Everything after the word
There is often a case when we need to match a certain text/string, but with regards to its appearance, like before or after some other string/word/pattern. We can target the word we want to use as a position reference, and match everything after. For example, if we want to greet someone, we might want to capture their name.. Let’s see how it works on our favorite “Hello, world” example:
Hello(,?.*)
What this will do is look for the word Hello, then start capturing everything after. The ,? are for matching optional “,” (comma), so it will work both with or without it.
Everything after string
This is practically the same as the last section “everything after the word”. Using an example text of “Hello, world”, we can match for everything after the string “Hello,” using this regex:
Hello(,?.*)
Everything after character
Capturing everything after a single character works very much in the same fashion. So, let’s say for example we want to get everything after the letter l in from our previous example, we can use something like this:
.*l(.*)
The above will capture everything after the l. You may notice though that our regex will capture “o, world”, but there are two “l” in the word Hello, so why did this happen. Well, by default .* part of the regex we are using to get to “l” is greedy, meaning it will capture everything until the last occurance of the string/work/character that follows. Don’t worry, there is a way to do it non greedy, but we’ll touch on that a bit later.
Everything after comma
So, let’s use a bit more practical/realistic example, like matching everything after the comma. To demonstrate this, let’s use the following sentence: “Hey, look, there is a bird on that branch”. So, to match everything after the last “,” (comma), we can simply use regex from our previous example, with a slight modification:
.*,\s*(.*)
This time, instead of “l”, we will get everything until the last “,”, and the rest will stay captured. You may also notice \s* in the parentheses, so let’s break that expression down real quick:
\s – stands for any kind of white space
* – stands for zero or more occurrences, meaning expression will match regardless if there is or isn’t space after the comma
Everything after space
Following the same formula, here are also examples for some of the most commonly used characters in this scenario, “ “ (whitespace) and / (slash):
.* (.*)
This will greedily “consume” everything up to the last space character, and “catch” only what’s left. We can also use above syntax for matching any whitespace, \s:
.*\s(.*)
Everything after last slash
This works in the same fashion. And, for our last example, “/”, I’m sure you already got a pretty good idea:
.*/(.*)
Greedy vs Non greedy approach
Thus far we saw only examples which matched the wanted pattern in a greedy fashion, meaning if there are multiple matches that fit a given pattern, it will stop at the last one. But what if we want to catch the text after the first, or say n-th occurrence? Well, luckily for us, the regex system is quite powerful, and doing that is relatively simple. Let’s demonstrate matching the word after the first comma, considering the following sentence: “Hello, Bob, pleasure to meet you!” So, in the given sentence, let’s say we want to capture the name after the greeting. We know that if we use the same technique to capture the word after “,” (comma) we used before, it will stop at the last “,” (comma), and we’ll be left with “nice to meet you!”. Instead, let’s make the expression that will capture everything up to the first “,” (comma), and keep only the name.
^[^,]*,?\s*(\w*).*
This expression is a bit more complex than the previous we used, so let’s break it down and explain each segment:
^ – stands for the beginning of the line, meaning it will start the matching process at the beginning of the line
[^,] – [] stands for range, meaning we can match more than a single character.

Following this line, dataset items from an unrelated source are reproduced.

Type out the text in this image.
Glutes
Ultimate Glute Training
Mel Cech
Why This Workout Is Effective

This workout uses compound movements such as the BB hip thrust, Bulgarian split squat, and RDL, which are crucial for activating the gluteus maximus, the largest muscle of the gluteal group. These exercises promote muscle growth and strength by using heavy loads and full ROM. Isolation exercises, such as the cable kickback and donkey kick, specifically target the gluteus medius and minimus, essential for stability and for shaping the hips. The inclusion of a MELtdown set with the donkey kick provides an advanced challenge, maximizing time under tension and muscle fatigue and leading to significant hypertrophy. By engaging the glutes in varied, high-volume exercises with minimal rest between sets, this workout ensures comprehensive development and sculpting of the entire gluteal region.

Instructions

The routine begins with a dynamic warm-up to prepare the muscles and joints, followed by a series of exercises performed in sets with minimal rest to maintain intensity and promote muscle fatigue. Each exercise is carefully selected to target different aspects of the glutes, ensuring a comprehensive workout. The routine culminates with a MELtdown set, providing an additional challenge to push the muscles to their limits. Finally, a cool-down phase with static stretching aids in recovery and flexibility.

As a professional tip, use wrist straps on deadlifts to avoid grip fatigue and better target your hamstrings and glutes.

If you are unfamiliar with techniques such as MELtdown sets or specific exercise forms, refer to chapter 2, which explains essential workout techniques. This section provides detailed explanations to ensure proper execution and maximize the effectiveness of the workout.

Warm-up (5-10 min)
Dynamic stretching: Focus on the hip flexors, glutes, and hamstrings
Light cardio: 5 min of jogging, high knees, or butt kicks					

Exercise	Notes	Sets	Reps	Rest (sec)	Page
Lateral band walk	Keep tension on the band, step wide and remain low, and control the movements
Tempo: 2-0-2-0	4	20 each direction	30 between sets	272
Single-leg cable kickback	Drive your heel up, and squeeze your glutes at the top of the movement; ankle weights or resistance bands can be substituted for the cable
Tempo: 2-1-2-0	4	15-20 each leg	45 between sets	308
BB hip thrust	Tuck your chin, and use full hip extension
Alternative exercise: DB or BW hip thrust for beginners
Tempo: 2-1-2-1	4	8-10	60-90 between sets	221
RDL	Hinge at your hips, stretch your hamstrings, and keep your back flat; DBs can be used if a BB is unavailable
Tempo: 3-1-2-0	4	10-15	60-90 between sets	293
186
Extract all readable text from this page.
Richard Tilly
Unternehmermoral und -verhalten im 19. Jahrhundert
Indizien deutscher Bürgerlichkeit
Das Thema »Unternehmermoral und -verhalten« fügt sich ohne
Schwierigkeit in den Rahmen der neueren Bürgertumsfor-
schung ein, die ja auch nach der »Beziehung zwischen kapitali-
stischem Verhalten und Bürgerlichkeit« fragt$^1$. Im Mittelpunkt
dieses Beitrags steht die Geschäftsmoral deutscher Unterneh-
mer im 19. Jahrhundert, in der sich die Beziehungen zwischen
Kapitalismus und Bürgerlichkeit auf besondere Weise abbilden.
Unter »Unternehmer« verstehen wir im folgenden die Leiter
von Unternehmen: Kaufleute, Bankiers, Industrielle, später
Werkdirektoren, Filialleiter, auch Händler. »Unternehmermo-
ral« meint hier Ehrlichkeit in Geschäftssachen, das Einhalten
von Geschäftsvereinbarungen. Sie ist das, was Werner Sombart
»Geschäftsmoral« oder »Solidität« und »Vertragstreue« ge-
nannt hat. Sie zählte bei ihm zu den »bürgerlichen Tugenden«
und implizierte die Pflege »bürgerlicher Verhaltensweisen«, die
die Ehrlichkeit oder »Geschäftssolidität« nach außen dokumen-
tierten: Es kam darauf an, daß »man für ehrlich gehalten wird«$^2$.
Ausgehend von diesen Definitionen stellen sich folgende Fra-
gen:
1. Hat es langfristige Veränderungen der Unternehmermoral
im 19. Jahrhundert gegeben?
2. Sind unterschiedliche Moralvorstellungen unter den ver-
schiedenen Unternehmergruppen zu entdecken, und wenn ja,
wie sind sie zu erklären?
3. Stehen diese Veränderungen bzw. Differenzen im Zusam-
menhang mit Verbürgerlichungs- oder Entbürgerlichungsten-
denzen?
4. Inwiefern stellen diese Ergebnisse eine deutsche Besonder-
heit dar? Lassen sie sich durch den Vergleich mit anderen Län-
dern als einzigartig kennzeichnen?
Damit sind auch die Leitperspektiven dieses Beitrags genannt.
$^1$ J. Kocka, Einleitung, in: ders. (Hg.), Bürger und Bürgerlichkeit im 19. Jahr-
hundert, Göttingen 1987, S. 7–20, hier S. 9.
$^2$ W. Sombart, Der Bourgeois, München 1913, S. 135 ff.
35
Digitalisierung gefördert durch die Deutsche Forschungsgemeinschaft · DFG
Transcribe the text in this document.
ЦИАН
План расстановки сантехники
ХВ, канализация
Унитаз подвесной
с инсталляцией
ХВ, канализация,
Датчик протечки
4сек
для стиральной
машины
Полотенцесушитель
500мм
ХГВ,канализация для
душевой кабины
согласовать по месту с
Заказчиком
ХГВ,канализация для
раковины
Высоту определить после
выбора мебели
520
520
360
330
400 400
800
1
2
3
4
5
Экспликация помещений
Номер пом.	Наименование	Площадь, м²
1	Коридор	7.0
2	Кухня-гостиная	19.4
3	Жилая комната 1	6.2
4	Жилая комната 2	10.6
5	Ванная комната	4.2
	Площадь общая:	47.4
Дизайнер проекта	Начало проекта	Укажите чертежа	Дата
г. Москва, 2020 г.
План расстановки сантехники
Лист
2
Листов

Let’s say we are trying to match all the summer dates in a file, e.g.
1.3.2022
1.4.2022
1.5.2022
1.6.2022
1.7.2022
1.8.2022
1.9.2022
We can simply use range to select all the months between 5 and 8 (inclusive), which
would represent the period from June to August. The expression for that would look like
this:
\.[5678]\.
or shorter:
\.[5-8]\.
Now, you might ask why we need a range since all we are interested in is a single
character, “,” (comma). Well range also allows us to exclude a certain character(s),
by using ^, which leads us to the “^,” part inside [].
NOTE the difference between the ^ at the beginning of the expression,
standing for the beginning of the line, and the ^ inside range, standing for exclusion. So, with all that, we are basically just saying match the character that is different than
“,” (comma)
* – Stands for zero or more occurrences, as we saw earlier. Given the previous segment,
which says match any character that is not “,” (comma), this just says match zero or
more characters which are not “,” (comma)
,? – stands for optional comma, which we saw earlier as well. If we match all the characters
different from “,” (comma), the only character after that can be either “,” (comma) or the
end of the text, so we want to check if it’s “,” (comma) and match that as well
\s* – By this point, we should be quite familiar with the * operator, this will match zero or more
white spaces
(\w*) – \w stands for word character [a-zA-Z0-9_], meaning this will match all the characters
after the “,” (comma), in this case, the name of the person we are greeting
.* – The rest of the text
We can also match the n-th occurrence of any particular character(s), but that’s out of scope for this article, so stay tuned if you’re interested to learn more! 🙂
Some examples using common Unix matching tools
This is just a brief practical demonstration of all the above examples, using Unix most common tools for this kind of task, such as grep and sed. Most relevant difference for our usecase is that grep can be used just to print a matched line/part of the line, but it can’t print a captured group, while sed can. Let’s say we have the dates from earlier example saved in a file called dates.txt. We can use our regex to print all the matched lines using both grep and sed:
$ grep ‘\.[5-8]\.’ dates.txt
$ sed -n ‘/\.[5-8]\./p’ dates.txt
Both of which produce:
$ 1.5.2022
$ 1.6.2022
$ 1.7.2022
$ 1.8.2022
But if we want to “catch” the months instead, sed is the only way to go:
$ sed -nE ‘s/.*\.([5-8)\..*/\1/p’ dates.txt
Which will print:
$ 5
$ 6
$ 7
$ 8
So, given that we are using capturing in most of our examples, sed is our friend.
Everything after the word
$ sed -E ‘s/Hello(,?.*)/\1/’ <<< ‘Hello, world!’
$ world!
Everything after character
$ sed -E ‘s/.*l(.*)/\1/’ <<< ‘Hello, world!’
$ o, world!
Everything after comma
$ sed -E ‘s/.*,\s*(.*)/\1/’ <<< ‘Hey, look, there is a bird on that branch.’
$ there is a bird on that branch.
Now, it’s like a common convention to use / as a delimiter with sed, but in the case when we want to also match the /, it can be interpreted as a delimiter rather than part of the pattern, unless we escape it. To do that, we can prefix the character we want to escape with “\” (backslash) like this:
$ sed -E ‘s/.*\/\s*(.*)/\1/’ <<< ‘Path to my home directory: /home/bob’
$ bob
The alternative way to do this without escaping / is to use a different delimiter. Sed allows us to use any character as a delimiter, so since we have the freedom to choose, it’s best to use something that is not factoring in our expression. In this example, we can use “|” (pipe):
$ sed -E ‘s|.*/\s*(.*)|\1|‘ <<< ‘Path to my home directory: /home/bob’
$ bob
Everything after the first comma (non greedy approach)
$ sed -E ‘s/^[^,]*,?\s*(\w*).*/\1/’ <<< ‘Hello, Bob, pleasure to meet you!’
$ Bob